La bourgeoisie conserve cette institution démocratique en y injectant des masses d’argent considérables, parce qu’elle est la colonne vertébrale de sa domination ; c’est à travers ces institutions que les masses travailleuses surtout peuvent avoir l’illusion que seul le vote “pacifique”, très solitaire et atomisé dans une urne en carton, pourrait avoir une véritable influence pour que son état permanent de pénurie puisse ne serait-ce que diminuer. C’est ainsi que les agissements des partis politiques, des syndicats, des médias, etc., arrivent à détourner l’attention des masses ouvrières de leurs intérêts de classe, c’est-à-dire : la défense de leurs conditions de vie et de travail.

Au Pérou, par exemple, grâce à l’orgie électoraliste, on a occulté intentionnellement toute information sur des luttes qui se sont déroulées parallèlement aux élections : des mineurs, des dockers, des ouvriers des raffineries de sucre, avec, parfois, des affrontements des travailleurs contre les forces de répression de ce même État qui organise les élections, des affrontements qui ont causé des morts et des blessés. Ou au Mexique où l’on offre cette eucharistie du vote citoyen pour éviter que les prolétaires ne portent leur attention sur les véritables causes de leur misère croissante, pour éviter qu’ils ne recherchent les raisons du chômage qui broie leurs familles, éviter qu’ils ne s’opposent activement aux attaques impitoyables du capital qui continue à dégrader leur situation jusqu’à des limites insupportables.

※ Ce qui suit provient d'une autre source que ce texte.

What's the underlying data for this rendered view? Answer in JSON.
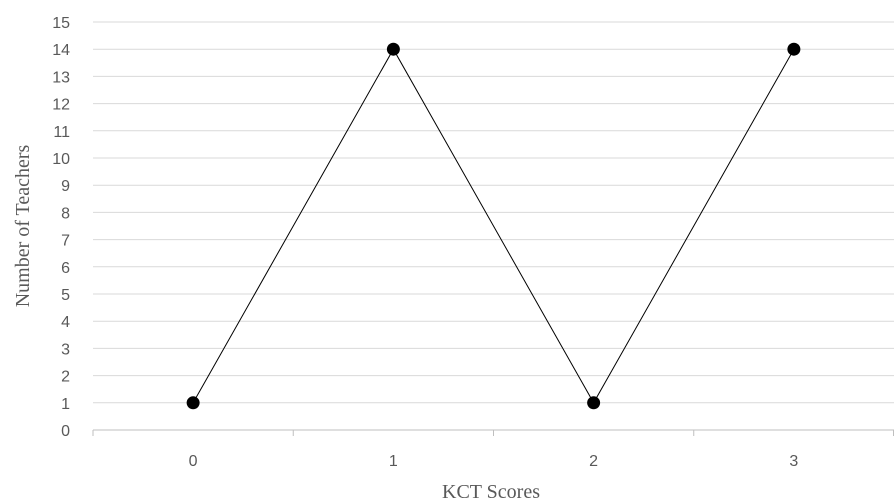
{
  "chart_data": {
    "type": "line",
    "title": "",
    "xlabel": "KCT Scores",
    "ylabel": "Number of Teachers",
    "categories": [
      "0",
      "1",
      "2",
      "3"
    ],
    "series": [
      {
        "values": [
          1,
          14,
          1,
          14
        ]
      }
    ],
    "ylim": [
      0,
      15
    ],
    "yticks": [
      "0",
      "1",
      "2",
      "3",
      "4",
      "5",
      "6",
      "7",
      "8",
      "9",
      "10",
      "11",
      "12",
      "13",
      "14",
      "15"
    ],
    "grid": true,
    "legend": "none",
    "colors": {
      "line": "#000000",
      "marker": "#000000",
      "grid": "#d9d9d9",
      "text": "#595959"
    }
  }
}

Pour les travailleurs, rien ne se joue dans les élections démocratiques. Il suffit de se rappeler ne serait-ce que les résultats des élections passées au moment où des “alternatives différentes” sont arrivées au pouvoir, mais dans les faits, elles ont appliqué les mêmes mesures nécessaires pour que les affaires capitalistes puissent continuer à marcher tant bien que mal, ce qui, toujours, s’est concrétisé à travers des plans d’austérité contre les exploités. La diversité politique avec laquelle on veut nous droguer n’est faite que des masques plus ou moins hideux ou avenants pour cacher la division du travail entre la droite, le centre et la gauche. Il faut que tous les “choix” s’offrent aux votants : pour que ces campagnes électorales soient un succès, il faut que le plus grand nombre de personnes aillent aux urnes pour qu’elles soient ainsi accrochées au char de l’État.

La bourgeoisie a érigé le totem avec l’emblème du “citoyen avec des droits et des devoirs”, le citoyen “qui participe dans une communauté et qui se développe par l’action autorégulée, intégrante, pacifique et responsable, avec le seul objectif supérieur d’améliorer sans cesse le bien-être public”, autrement dit, la bourgeoisie, en accord avec ses intérêts, identifie “l’intérêt commun” avec les siens propres qui sont ceux d’une économie et d’un ordre politique et social organisé à l’intérieur d’une nation capitaliste, des intérêts préservés grâce à l’État qui exerce une dictature de la minorité sur l’immense majorité. Les travailleurs, pour pouvoir s’affirmer en tant que classe, devront secouer aussi le joug de cette mystification et penser en termes de classe, de leurs intérêts communs, comment développer la conscience du fait qu’au niveau individuel ils ne sont rien et qu’ils doivent rechercher la solidarité et l’unité pour arriver à ce que le poids réel qu’ils représentent dans la société soit reconnu grâce à leurs propres méthodes d’organisation et de lutte. Un scénario totalement opposé a la mascarade des élections démocratiques bourgeoises.

RR, avril 2011

1) Tout au long de l’année 2011, il y a des élections de gouverneurs placés à la tête des provinces mexicaines.